The topics I remember were about hiking on holidays. The majority of questions were indirect, meaning you need to paraphrase the answer and there were lots of multiple choice questions (very hard). The speed of speaking is a little bit faster than in Cambridge IELTS 5.

Reading test

The passages I remember were about IWEB and a student at on-the-job training agency. Then there was a piece about sample student profile (A to F) of 6 students, the questions were multiple choice. Then there was a passage about ants in Australia (more on indirect questions meaning, the passage needs to be understood to find the answer).

Writing test

Writing task 1 (letter)
Write a letter to your bank manager stating that you cannot attend the appointment you set due to personal reason:
a. state the reason of appointment
b. state the details of appointment
c. state why you couldn’t make it
d. state when you wanted to resume the appointment

Writing task 2 (essay)
Advertisements of toys and fast food nowadays are usually aiming at children. Some say that this has a negative effect on children as well as their family.
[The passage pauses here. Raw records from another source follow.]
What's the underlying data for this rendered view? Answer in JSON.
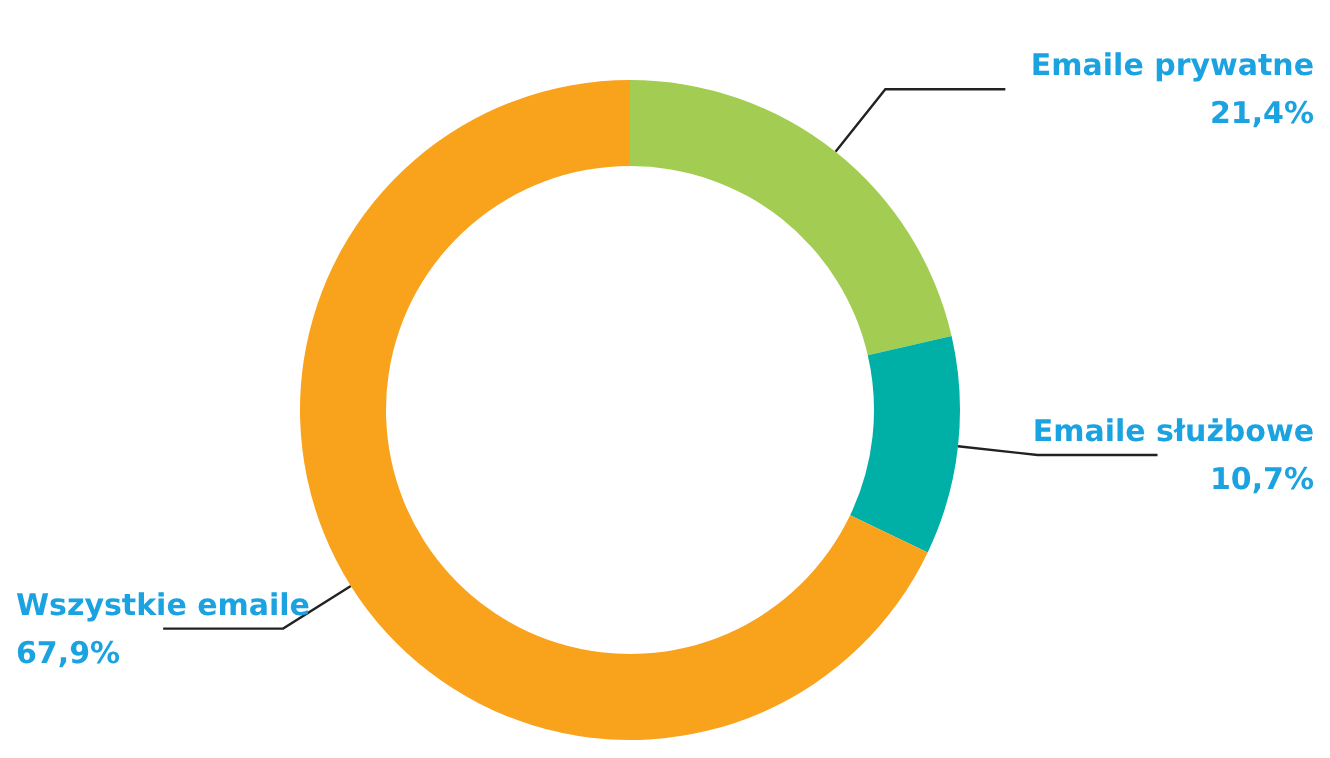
{
  "chart_data": {
    "type": "donut",
    "categories": [
      "Emaile prywatne",
      "Emaile służbowe",
      "Wszystkie emaile"
    ],
    "values": [
      21.4,
      10.7,
      67.9
    ],
    "colors": [
      "#a2cd52",
      "#00b0a6",
      "#f9a21b"
    ],
    "value_labels": [
      "21,4%",
      "10,7%",
      "67,9%"
    ]
  }
}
Do you agree or disagree?

Speaking test

Interview
– Tell me something about yourself
– Tell me about your house/apartment
– Do you like traveling?
– Where do you want to travel?
– Can you tell me about a particular place where you like traveling to?
– What other places do you want to see?
– Can you tell me what mediums of advertisements there are in your country?

Cue card
What advertisement made you want it and made you buy it?
– where did you see the advertisement?
– what happened after you bought the advertised product.

Discussion
– Do you think advertisement should be aiming at children?
– Do you think advertisements should be regulated?